Earlier this year, the Treatment Advocacy Center released a report that indicated that there are 10 times as many  mentally ill people in prisons than in state mental health hospitals: 356,268 inmates with severe mental illnesses incarcerated in prisons and jails as compared to 35,000 patients with the same illnesses in state mental health hospitals. Mother Jones reports that an attempt to "de-institutionalize" the mentally ill has in fact had the reverse effect: " . . . the United States has fully returned to the 18th-century model of incarcerating the mentally ill in correctional institutions rather than treating them in health care facilities like any other sick people."

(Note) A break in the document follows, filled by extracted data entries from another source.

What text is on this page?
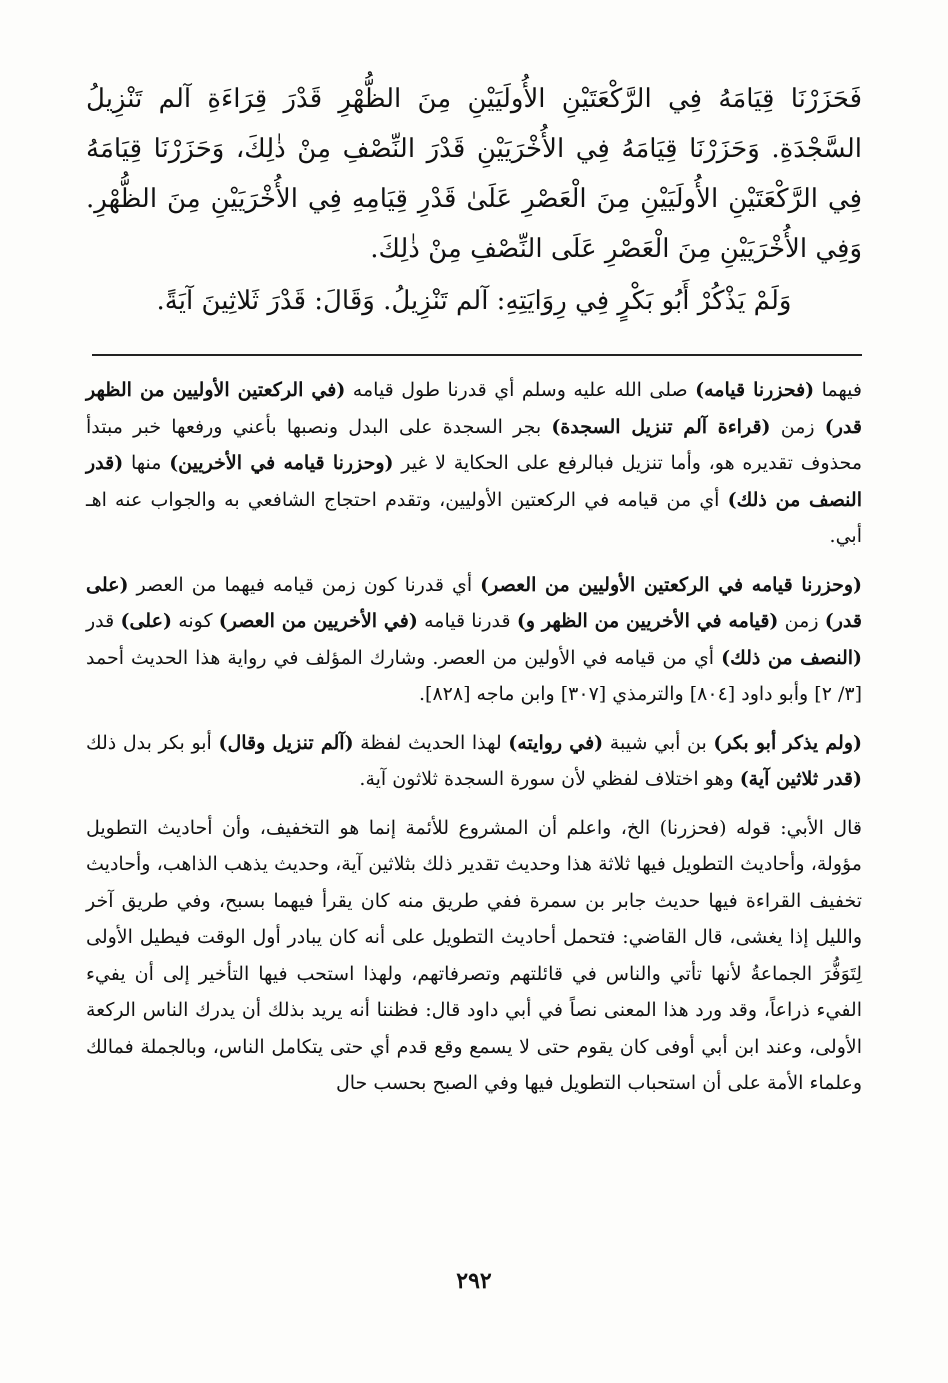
فَحَزَرْنَا قِيَامَهُ فِي الرَّكْعَتَيْنِ الأُولَيَيْنِ مِنَ الظُّهْرِ قَدْرَ قِرَاءَةِ آلم تَنْزِيلُ السَّجْدَةِ. وَحَزَرْنَا قِيَامَهُ فِي الأُخْرَيَيْنِ قَدْرَ النِّصْفِ مِنْ ذٰلِكَ، وَحَزَرْنَا قِيَامَهُ فِي الرَّكْعَتَيْنِ الأُولَيَيْنِ مِنَ الْعَصْرِ عَلَىٰ قَدْرِ قِيَامِهِ فِي الأُخْرَيَيْنِ مِنَ الظُّهْرِ. وَفِي الأُخْرَيَيْنِ مِنَ الْعَصْرِ عَلَى النِّصْفِ مِنْ ذٰلِكَ.

وَلَمْ يَذْكُرْ أَبُو بَكْرٍ فِي رِوَايَتِهِ: آلم تَنْزِيلُ. وَقَالَ: قَدْرَ ثَلاثِينَ آيَةً.

فيهما (فحزرنا قيامه) صلى الله عليه وسلم أي قدرنا طول قيامه (في الركعتين الأوليين من الظهر قدر) زمن (قراءة آلم تنزيل السجدة) بجر السجدة على البدل ونصبها بأعني ورفعها خبر مبتدأ محذوف تقديره هو، وأما تنزيل فبالرفع على الحكاية لا غير (وحزرنا قيامه في الأخريين) منها (قدر النصف من ذلك) أي من قيامه في الركعتين الأوليين، وتقدم احتجاج الشافعي به والجواب عنه اهـ أبي.

(وحزرنا قيامه في الركعتين الأوليين من العصر) أي قدرنا كون زمن قيامه فيهما من العصر (على قدر) زمن (قيامه في الأخريين من الظهر و) قدرنا قيامه (في الأخريين من العصر) كونه (على) قدر (النصف من ذلك) أي من قيامه في الأولين من العصر. وشارك المؤلف في رواية هذا الحديث أحمد [٣/ ٢] وأبو داود [٨٠٤] والترمذي [٣٠٧] وابن ماجه [٨٢٨].

(ولم يذكر أبو بكر) بن أبي شيبة (في روايته) لهذا الحديث لفظة (آلم تنزيل وقال) أبو بكر بدل ذلك (قدر ثلاثين آية) وهو اختلاف لفظي لأن سورة السجدة ثلاثون آية.

قال الأبي: قوله (فحزرنا) الخ، واعلم أن المشروع للأئمة إنما هو التخفيف، وأن أحاديث التطويل مؤولة، وأحاديث التطويل فيها ثلاثة هذا وحديث تقدير ذلك بثلاثين آية، وحديث يذهب الذاهب، وأحاديث تخفيف القراءة فيها حديث جابر بن سمرة ففي طريق منه كان يقرأ فيهما بسبح، وفي طريق آخر والليل إذا يغشى، قال القاضي: فتحمل أحاديث التطويل على أنه كان يبادر أول الوقت فيطيل الأولى لِتَوَفُّرَ الجماعةُ لأنها تأتي والناس في قائلتهم وتصرفاتهم، ولهذا استحب فيها التأخير إلى أن يفيء الفيء ذراعاً، وقد ورد هذا المعنى نصاً في أبي داود قال: فظننا أنه يريد بذلك أن يدرك الناس الركعة الأولى، وعند ابن أبي أوفى كان يقوم حتى لا يسمع وقع قدم أي حتى يتكامل الناس، وبالجملة فمالك وعلماء الأمة على أن استحباب التطويل فيها وفي الصبح بحسب حال

٢٩٢
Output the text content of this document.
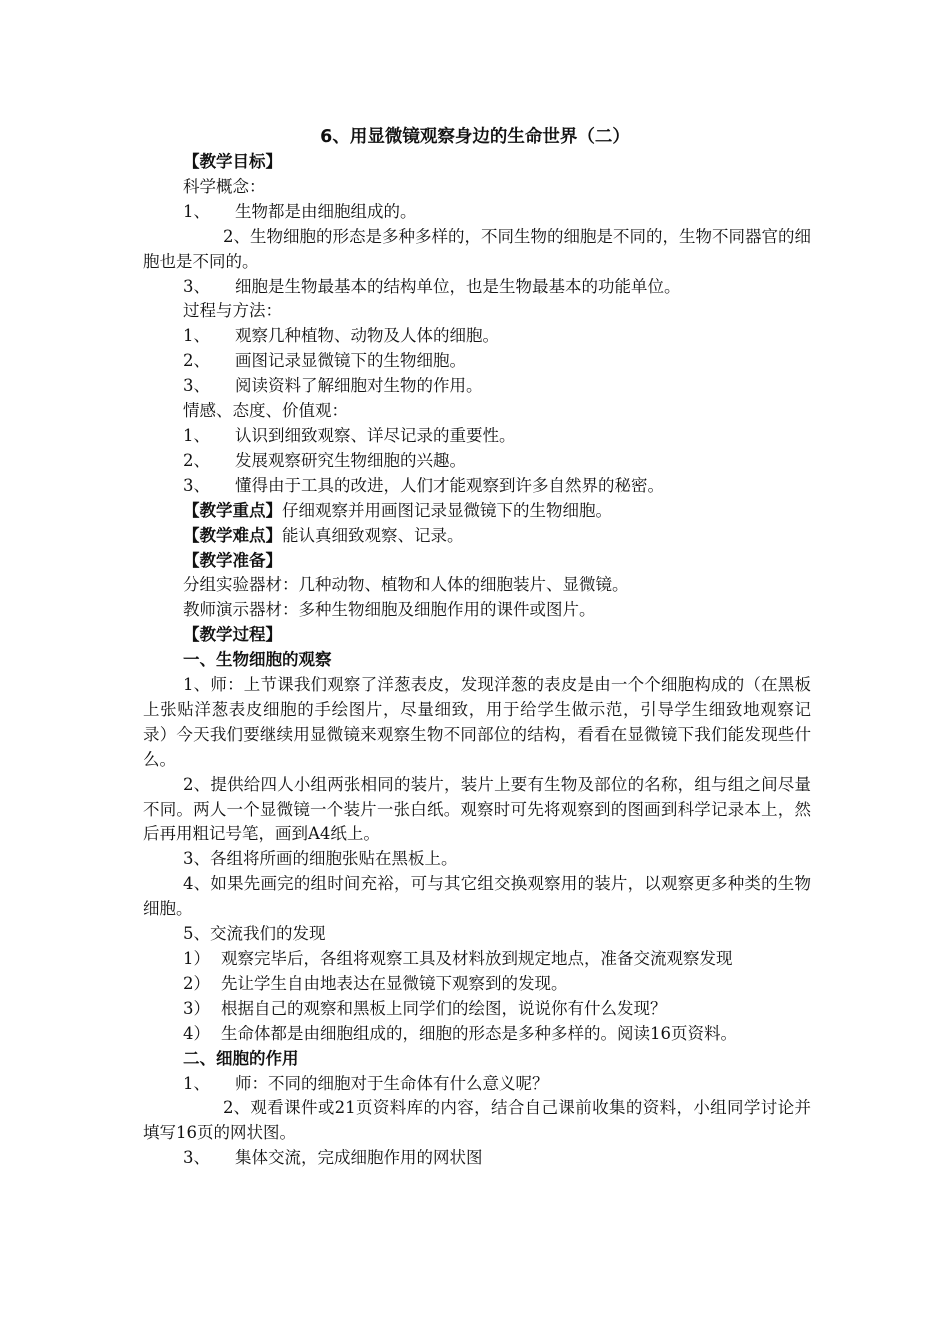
6、用显微镜观察身边的生命世界（二）

【教学目标】

科学概念：

1、 生物都是由细胞组成的。

2、生物细胞的形态是多种多样的，不同生物的细胞是不同的，生物不同器官的细胞也是不同的。

3、 细胞是生物最基本的结构单位，也是生物最基本的功能单位。

过程与方法：

1、 观察几种植物、动物及人体的细胞。

2、 画图记录显微镜下的生物细胞。

3、 阅读资料了解细胞对生物的作用。

情感、态度、价值观：

1、 认识到细致观察、详尽记录的重要性。

2、 发展观察研究生物细胞的兴趣。

3、 懂得由于工具的改进，人们才能观察到许多自然界的秘密。

【教学重点】仔细观察并用画图记录显微镜下的生物细胞。

【教学难点】能认真细致观察、记录。

【教学准备】

分组实验器材：几种动物、植物和人体的细胞装片、显微镜。

教师演示器材：多种生物细胞及细胞作用的课件或图片。

【教学过程】

一、生物细胞的观察

1、师：上节课我们观察了洋葱表皮，发现洋葱的表皮是由一个个细胞构成的（在黑板上张贴洋葱表皮细胞的手绘图片，尽量细致，用于给学生做示范，引导学生细致地观察记录）今天我们要继续用显微镜来观察生物不同部位的结构，看看在显微镜下我们能发现些什么。

2、提供给四人小组两张相同的装片，装片上要有生物及部位的名称，组与组之间尽量不同。两人一个显微镜一个装片一张白纸。观察时可先将观察到的图画到科学记录本上，然后再用粗记号笔，画到A4纸上。

3、各组将所画的细胞张贴在黑板上。

4、如果先画完的组时间充裕，可与其它组交换观察用的装片，以观察更多种类的生物细胞。

5、交流我们的发现

1） 观察完毕后，各组将观察工具及材料放到规定地点，准备交流观察发现

2） 先让学生自由地表达在显微镜下观察到的发现。

3） 根据自己的观察和黑板上同学们的绘图，说说你有什么发现？

4） 生命体都是由细胞组成的，细胞的形态是多种多样的。阅读16页资料。

二、细胞的作用

1、 师：不同的细胞对于生命体有什么意义呢？

2、观看课件或21页资料库的内容，结合自己课前收集的资料，小组同学讨论并填写16页的网状图。

3、 集体交流，完成细胞作用的网状图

Some may wonder why it matters where our mentally ill are locked up, as long as the rest of the public is safe. It matters because mental illness may be treatable--because it is an illness that deserves treatment instead of punishment wherever possible. It matters because the mentally ill in prison are subject to many more difficulties than prisoners without mental illness, according to the Mother Jones article:

  • More likely to become victims of sexual assault 
  • Over-represented in solitary confinement
  • More likely to commit suicide
  • They spend significantly more time in jail because they have difficulty following rules

The nation's prisons have become de facto mental facilities, yet these are penal institutions equipped for punishing offenders, not hospitals equipped for treating the ill. And when mental hospitals start refusing patients with psychiatric conditions, the system breaks down completely, leaving no respite or care for the mentally ill. It becomes bedlam, in the truest sense of the word.